Enable JavaScript to visit this website.
7 Tips to Avoid Urges to Smoke in the Morning
By the Quitter's Circle Staff
May 18, 2016

7 Tips to Avoid Urges to Smoke in the Morning

Most people have a morning routine. Whether it’s sipping a cup of coffee or listening to talk radio on the drive to work, we adopt daily rituals to get our days started.

But if you’re quitting smoking, mornings can be challenging. Remember, smoking is a physical, mental, and social addiction so if you are used to having a cigarette with your morning coffee or while walking the dog, these morning activities can be triggers that make you want to smoke.

Bill Blatt, Director of Tobacco Programs at the American Lung Association, offers these useful tips to change up your morning routine and avoid urges to smoke.
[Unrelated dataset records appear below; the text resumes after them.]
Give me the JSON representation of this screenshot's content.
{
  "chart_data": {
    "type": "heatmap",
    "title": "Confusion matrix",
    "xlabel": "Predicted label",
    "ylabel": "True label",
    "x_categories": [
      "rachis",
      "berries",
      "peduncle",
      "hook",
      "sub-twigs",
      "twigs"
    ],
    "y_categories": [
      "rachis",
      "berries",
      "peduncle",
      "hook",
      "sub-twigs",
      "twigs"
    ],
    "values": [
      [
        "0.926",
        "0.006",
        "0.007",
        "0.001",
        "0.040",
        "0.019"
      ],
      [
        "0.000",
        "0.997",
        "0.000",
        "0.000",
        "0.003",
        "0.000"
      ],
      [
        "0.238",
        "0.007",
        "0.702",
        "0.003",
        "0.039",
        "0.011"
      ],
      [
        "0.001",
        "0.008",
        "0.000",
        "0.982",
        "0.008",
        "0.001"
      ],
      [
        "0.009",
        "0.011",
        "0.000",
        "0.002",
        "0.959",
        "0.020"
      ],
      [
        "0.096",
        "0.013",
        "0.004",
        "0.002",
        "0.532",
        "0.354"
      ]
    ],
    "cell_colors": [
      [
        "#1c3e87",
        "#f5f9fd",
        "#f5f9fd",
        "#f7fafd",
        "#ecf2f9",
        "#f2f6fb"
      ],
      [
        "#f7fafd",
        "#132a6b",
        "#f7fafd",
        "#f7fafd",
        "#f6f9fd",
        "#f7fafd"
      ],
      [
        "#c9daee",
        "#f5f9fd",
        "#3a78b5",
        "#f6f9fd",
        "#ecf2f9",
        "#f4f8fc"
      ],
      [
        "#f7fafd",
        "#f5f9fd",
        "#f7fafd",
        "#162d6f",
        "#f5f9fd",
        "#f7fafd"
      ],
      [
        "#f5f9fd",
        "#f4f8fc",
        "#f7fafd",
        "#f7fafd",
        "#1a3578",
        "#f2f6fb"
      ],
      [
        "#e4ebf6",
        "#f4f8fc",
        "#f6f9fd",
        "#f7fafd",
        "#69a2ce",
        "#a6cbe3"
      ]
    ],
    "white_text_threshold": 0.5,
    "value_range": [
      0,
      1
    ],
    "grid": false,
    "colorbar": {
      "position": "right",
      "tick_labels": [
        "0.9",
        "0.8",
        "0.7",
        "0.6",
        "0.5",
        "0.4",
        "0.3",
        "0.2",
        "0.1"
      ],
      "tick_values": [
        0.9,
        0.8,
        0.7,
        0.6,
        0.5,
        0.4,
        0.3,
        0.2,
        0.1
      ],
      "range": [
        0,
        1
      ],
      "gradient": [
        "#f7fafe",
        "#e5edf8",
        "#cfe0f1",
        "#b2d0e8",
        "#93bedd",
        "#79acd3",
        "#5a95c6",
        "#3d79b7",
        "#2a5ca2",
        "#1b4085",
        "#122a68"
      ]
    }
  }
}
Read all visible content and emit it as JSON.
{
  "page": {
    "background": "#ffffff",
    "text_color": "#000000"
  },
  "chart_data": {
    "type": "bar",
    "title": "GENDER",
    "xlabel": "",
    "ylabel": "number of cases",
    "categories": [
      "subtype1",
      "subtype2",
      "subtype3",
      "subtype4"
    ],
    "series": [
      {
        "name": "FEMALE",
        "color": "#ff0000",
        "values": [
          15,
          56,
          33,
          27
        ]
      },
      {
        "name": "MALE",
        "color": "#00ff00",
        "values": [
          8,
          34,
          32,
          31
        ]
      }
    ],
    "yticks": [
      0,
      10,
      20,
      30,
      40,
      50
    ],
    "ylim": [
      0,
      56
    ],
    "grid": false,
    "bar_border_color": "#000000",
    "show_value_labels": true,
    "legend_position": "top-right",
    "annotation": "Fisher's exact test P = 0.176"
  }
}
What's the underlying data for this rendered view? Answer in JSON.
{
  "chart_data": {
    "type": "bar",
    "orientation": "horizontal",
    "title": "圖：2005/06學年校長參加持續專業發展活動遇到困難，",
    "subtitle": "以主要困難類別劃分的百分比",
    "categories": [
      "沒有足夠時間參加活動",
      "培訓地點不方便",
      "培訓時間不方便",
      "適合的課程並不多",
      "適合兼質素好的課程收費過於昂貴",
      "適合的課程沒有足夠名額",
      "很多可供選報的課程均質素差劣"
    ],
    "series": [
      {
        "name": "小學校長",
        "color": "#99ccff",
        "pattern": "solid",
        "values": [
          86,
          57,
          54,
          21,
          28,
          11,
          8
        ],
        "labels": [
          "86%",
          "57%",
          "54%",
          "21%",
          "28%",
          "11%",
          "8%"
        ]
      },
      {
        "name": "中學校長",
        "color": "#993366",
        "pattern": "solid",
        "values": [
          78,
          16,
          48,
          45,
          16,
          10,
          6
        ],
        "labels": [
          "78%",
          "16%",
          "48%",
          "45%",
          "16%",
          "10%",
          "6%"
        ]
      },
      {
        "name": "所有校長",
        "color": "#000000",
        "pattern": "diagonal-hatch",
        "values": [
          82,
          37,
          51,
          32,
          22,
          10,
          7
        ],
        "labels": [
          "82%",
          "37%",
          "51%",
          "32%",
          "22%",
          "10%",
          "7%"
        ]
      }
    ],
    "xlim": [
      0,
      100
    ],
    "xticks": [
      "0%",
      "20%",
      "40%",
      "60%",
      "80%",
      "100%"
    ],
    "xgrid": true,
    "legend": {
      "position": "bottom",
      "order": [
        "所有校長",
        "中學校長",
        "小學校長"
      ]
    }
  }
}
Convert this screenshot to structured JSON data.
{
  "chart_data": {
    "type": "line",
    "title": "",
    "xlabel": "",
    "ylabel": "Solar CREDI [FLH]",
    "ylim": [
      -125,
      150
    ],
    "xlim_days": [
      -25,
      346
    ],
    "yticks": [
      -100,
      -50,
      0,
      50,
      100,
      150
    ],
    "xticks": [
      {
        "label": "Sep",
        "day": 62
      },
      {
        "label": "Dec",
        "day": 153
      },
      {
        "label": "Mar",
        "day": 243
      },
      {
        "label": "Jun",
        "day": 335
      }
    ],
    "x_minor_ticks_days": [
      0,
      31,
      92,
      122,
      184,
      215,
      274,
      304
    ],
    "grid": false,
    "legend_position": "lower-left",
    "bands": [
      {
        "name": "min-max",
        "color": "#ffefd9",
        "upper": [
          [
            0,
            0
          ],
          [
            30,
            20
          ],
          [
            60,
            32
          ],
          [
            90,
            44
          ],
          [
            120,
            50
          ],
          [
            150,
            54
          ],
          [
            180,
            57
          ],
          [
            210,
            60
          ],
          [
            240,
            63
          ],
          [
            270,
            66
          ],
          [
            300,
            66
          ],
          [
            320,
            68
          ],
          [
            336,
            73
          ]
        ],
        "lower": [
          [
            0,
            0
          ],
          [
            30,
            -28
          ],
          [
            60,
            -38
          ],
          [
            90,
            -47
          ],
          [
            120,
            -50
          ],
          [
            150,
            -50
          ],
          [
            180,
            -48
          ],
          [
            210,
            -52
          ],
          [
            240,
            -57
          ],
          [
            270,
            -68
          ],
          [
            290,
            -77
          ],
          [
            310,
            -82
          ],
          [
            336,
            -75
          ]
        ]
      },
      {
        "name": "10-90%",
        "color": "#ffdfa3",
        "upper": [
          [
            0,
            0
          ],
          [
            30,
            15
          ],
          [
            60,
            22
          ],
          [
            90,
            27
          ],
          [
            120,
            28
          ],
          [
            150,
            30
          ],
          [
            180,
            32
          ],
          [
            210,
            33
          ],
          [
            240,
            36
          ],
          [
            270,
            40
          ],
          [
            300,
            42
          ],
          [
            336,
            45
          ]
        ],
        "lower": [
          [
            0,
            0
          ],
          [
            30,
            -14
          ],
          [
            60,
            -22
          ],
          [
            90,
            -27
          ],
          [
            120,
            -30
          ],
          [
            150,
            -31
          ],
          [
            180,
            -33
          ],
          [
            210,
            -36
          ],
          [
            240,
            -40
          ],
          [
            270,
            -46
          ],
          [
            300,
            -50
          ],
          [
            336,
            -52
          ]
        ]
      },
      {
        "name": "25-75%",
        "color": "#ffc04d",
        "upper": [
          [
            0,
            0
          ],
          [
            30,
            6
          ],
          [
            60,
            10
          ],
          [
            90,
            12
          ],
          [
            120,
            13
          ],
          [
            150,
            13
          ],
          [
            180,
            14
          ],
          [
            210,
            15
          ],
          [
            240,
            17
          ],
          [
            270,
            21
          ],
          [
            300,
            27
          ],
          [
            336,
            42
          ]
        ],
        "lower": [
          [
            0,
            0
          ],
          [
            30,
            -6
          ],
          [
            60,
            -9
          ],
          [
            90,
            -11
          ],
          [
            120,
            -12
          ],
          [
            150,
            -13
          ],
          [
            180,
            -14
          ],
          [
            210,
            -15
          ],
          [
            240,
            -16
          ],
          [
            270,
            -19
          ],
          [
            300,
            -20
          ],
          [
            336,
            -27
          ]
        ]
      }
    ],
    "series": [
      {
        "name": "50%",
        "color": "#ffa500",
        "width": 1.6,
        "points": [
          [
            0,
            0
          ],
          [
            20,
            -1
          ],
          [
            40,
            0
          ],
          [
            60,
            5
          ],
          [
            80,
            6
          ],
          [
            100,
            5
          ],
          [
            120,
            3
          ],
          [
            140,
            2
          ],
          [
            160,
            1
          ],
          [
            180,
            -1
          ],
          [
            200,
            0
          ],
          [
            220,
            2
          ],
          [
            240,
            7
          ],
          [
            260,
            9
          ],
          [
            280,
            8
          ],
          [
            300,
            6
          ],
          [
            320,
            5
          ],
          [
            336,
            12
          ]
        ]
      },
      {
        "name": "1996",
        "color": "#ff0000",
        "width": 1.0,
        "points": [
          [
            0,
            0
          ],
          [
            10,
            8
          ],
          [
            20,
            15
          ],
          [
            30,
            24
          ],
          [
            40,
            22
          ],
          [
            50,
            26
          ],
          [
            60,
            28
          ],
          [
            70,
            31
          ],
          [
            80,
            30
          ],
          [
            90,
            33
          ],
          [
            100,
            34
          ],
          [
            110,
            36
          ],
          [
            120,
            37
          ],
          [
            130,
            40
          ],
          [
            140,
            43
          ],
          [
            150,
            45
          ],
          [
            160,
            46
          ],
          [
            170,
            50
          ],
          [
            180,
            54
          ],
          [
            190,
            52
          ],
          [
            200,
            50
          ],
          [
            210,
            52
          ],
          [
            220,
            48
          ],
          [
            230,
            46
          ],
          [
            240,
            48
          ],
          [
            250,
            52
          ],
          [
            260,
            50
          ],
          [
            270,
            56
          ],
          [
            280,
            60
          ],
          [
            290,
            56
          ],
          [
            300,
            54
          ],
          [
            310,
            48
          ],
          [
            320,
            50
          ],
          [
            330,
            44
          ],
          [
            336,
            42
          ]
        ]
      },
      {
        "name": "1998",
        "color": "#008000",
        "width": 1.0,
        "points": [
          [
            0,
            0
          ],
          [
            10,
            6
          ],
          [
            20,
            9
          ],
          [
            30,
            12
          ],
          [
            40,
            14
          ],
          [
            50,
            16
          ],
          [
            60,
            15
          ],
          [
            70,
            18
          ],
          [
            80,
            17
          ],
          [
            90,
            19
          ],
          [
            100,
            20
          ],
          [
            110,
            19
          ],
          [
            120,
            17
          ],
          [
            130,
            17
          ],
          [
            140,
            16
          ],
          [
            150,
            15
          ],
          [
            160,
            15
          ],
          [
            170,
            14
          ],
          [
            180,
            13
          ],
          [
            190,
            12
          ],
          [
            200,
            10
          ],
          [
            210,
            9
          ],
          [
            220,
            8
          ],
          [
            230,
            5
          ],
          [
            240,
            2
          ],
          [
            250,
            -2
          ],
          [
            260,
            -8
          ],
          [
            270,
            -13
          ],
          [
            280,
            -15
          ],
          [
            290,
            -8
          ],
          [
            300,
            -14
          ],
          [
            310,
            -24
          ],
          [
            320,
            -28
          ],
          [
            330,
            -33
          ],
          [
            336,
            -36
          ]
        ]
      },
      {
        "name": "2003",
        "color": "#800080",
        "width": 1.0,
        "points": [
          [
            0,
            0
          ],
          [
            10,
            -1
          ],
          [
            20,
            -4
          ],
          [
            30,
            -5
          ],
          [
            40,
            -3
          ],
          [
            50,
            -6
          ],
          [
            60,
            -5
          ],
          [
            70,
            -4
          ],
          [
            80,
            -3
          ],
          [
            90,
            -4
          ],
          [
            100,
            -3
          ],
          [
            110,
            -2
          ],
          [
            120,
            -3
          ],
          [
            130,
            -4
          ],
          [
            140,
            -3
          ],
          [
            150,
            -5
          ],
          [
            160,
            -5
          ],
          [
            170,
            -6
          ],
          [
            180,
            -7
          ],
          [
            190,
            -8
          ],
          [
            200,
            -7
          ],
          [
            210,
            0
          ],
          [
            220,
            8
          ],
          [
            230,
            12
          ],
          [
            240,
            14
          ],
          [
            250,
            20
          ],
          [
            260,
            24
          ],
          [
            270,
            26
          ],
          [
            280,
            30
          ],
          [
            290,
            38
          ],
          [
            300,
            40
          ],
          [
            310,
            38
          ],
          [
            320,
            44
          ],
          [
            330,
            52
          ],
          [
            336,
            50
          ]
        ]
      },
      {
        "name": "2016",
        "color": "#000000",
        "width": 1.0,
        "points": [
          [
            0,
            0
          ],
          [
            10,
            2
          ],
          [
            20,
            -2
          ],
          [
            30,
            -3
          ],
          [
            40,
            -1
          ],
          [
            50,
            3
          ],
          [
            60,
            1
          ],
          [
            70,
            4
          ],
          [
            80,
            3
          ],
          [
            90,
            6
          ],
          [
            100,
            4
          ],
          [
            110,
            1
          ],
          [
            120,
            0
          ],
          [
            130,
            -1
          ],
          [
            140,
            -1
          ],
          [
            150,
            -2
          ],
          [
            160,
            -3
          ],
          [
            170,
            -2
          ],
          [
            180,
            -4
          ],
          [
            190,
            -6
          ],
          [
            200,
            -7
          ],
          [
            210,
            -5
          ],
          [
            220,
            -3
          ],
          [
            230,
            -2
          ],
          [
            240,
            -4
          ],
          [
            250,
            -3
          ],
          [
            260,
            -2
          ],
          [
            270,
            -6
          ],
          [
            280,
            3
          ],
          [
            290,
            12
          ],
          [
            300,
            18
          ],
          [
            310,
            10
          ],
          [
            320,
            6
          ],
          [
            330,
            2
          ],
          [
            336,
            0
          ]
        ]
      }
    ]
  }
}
  1. Getting the morning started without a smoke starts the night (or days) before.
    First, remove reminders and triggers of smoking. Do a thorough house and car cleaning to remove cigarettes, ashtrays, cigarette odors, and other reminders. Second, if you live with someone who smokes and is not quitting at this time, make a plan so you're not tempted when they light up. Ask them not smoke in front of you, at least during the toughest parts of your quit.
  2. Think about your morning routine­­: when and where did you smoke?
    Was it while reading the newspaper at the kitchen table or on the drive to work? By taking note of these triggers, you can develop a plan to avoid or modify them.
  3. Mix up your morning schedule.
    If you’re used to waking up and having a cup of coffee with a cigarette, try taking a shower first or feeding the cat before that cup of joe. “You can cut down on your triggers, if you do things a little bit out of the ordinary,” says Blatt.
  4. Change up your breakfast menu.
    If you’re used to having a cigarette with orange juice and toast, try tea or hot water with lemon, and oatmeal, eggs, or yogurt with fresh fruit. Even swapping out the same mug you use everyday or where you sit can help alter the ritual.
  5. Rise earlier to go outside for a walk or to exercise to get your circulation going.
    An early morning exercise routine will give you energy and focus for the rest of the day.
  6. If driving to work is linked to smoking, try a different route.
    Turn on the radio and sing along to a song. “You can’t smoke while singing, and before you know it you’ve avoided the temptation,” says Blatt.
  7. If you're idiling at a traffic light and spot someone in a nearby car smoking, you may feel an urge.
    Remind yourself that you’re no longer a smoker. Then focus on the reasons why you’re quitting: maybe it’s for your kids, to save up for that nice vacation, or to improve your health. Remember this: the urge to smoke will go away in three to five minutes, whether or not you smoke. Let the time pass.

Every morning that you stay smokefree is a victory on your journey to a smokefree life. Congratulate yourself! “Take it one step at a time,” says Blatt. “Don’t worry about the next day, the next 20 years. Just keep taking it one day at a time.”